Deu contudo o PSD um valente tiro no pé. Conseguiu fazer o PS aparecer como um partido de esquerda, defensor dos valores do regime nascido em Abril de 74... Aparecer não como o partido culpado que é pelo estado a que chegámos, mas como defensor das vítimas que ele próprio fez. Dá vontade de rir ver o PS, a atacar com indignação as propostas do PSD. O mesmo PS que tem feito tudo para tudo mudar, sem precisar de rever a constituição e sempre com o acordo tácito do PSD. É patético! 

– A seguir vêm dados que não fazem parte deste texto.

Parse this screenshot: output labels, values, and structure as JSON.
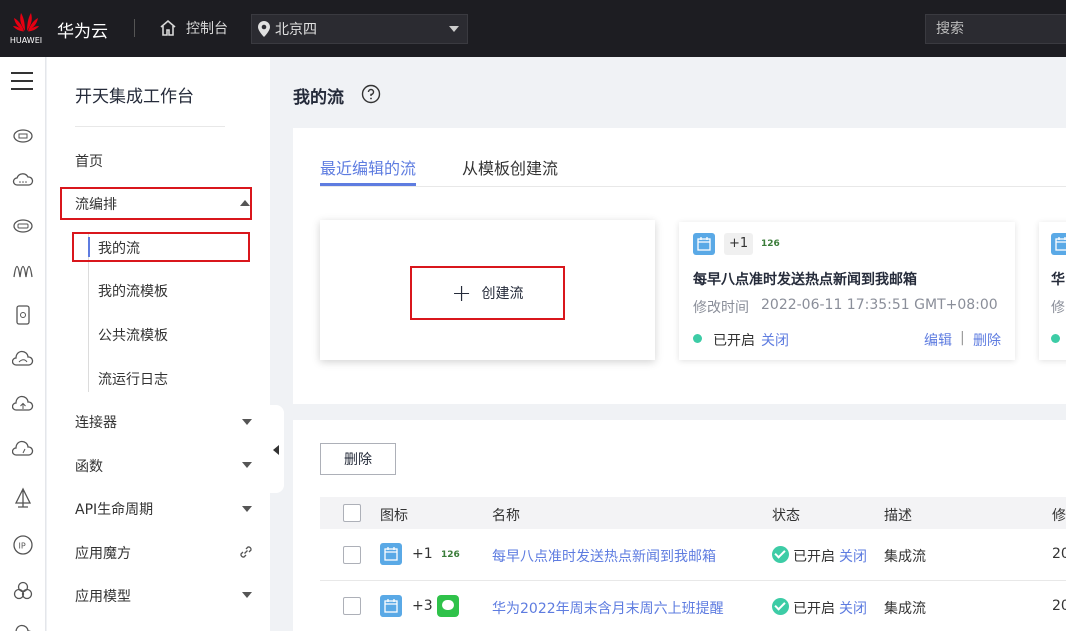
{
  "topbar": {
    "logo_text": "HUAWEI",
    "brand": "华为云",
    "console_label": "控制台",
    "region": "北京四",
    "search_placeholder": "搜索"
  },
  "nav": {
    "title": "开天集成工作台",
    "home": "首页",
    "flow_orchestration": "流编排",
    "sub_items": [
      "我的流",
      "我的流模板",
      "公共流模板",
      "流运行日志"
    ],
    "connector": "连接器",
    "functions": "函数",
    "api_lifecycle": "API生命周期",
    "app_magic": "应用魔方",
    "app_model": "应用模型"
  },
  "main": {
    "title": "我的流",
    "tabs": [
      "最近编辑的流",
      "从模板创建流"
    ],
    "create_label": "创建流",
    "card": {
      "badge_plus": "+1",
      "badge_mail": "126",
      "title": "每早八点准时发送热点新闻到我邮箱",
      "modified_label": "修改时间",
      "modified_value": "2022-06-11 17:35:51 GMT+08:00",
      "status": "已开启",
      "close": "关闭",
      "edit": "编辑",
      "sep": "|",
      "delete": "删除"
    },
    "card2": {
      "title_fragment": "华",
      "meta_fragment": "修"
    },
    "delete_button": "删除",
    "table": {
      "headers": [
        "图标",
        "名称",
        "状态",
        "描述",
        "修"
      ],
      "rows": [
        {
          "plus": "+1",
          "mail": "126",
          "name": "每早八点准时发送热点新闻到我邮箱",
          "status": "已开启",
          "action": "关闭",
          "desc": "集成流",
          "extra": "20"
        },
        {
          "plus": "+3",
          "name": "华为2022年周末含月末周六上班提醒",
          "status": "已开启",
          "action": "关闭",
          "desc": "集成流",
          "extra": "20"
        }
      ]
    }
  },
  "colors": {
    "accent": "#5e7ce0",
    "highlight_red": "#d9161c",
    "status_green": "#3dcca6",
    "topbar_bg": "#1d1d22"
  }
}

A sofreguidão com que o PS aproveitou esta escorregadela brutal de Passos Coelho, reagindo às propostas do PSD com enorme rapidez e metendo os seus pesos pesados todos a atacar a proposta social-democrata nos telejornais, ao vivo e em simultâneo, diz bem como a agência de agitprop do PS funciona. O PS sabe que o tempo não joga a seu favor e agiu rápido. A fogosidade de Passos Coelho traiu-o e fê-lo dar um trambolhão. Dentro de algum tempo os que agora aplaudem estas propostas vão receber a factura desta operação desastrada e a guerra dentro do PSD vai voltar a estalar. Tanto que o jovem prometia... O PS e o PSD devem estar agora a perceber os supreendentes elogios do dr. Soares ao novel cunico-presidente.
No meio disto tudo, os partidos da esquerda parlamentar parecem, pela reacção pífia que tiveram em relação a tudo isto, ter ido já de férias e o CDS lá se vai safando, marcando pontos preciosos ao fazer o discurso desta esquerda em aparente vilegiatura. O dr. Passos Coelho devia aprender umas lições de estratégia com o dr. Portas.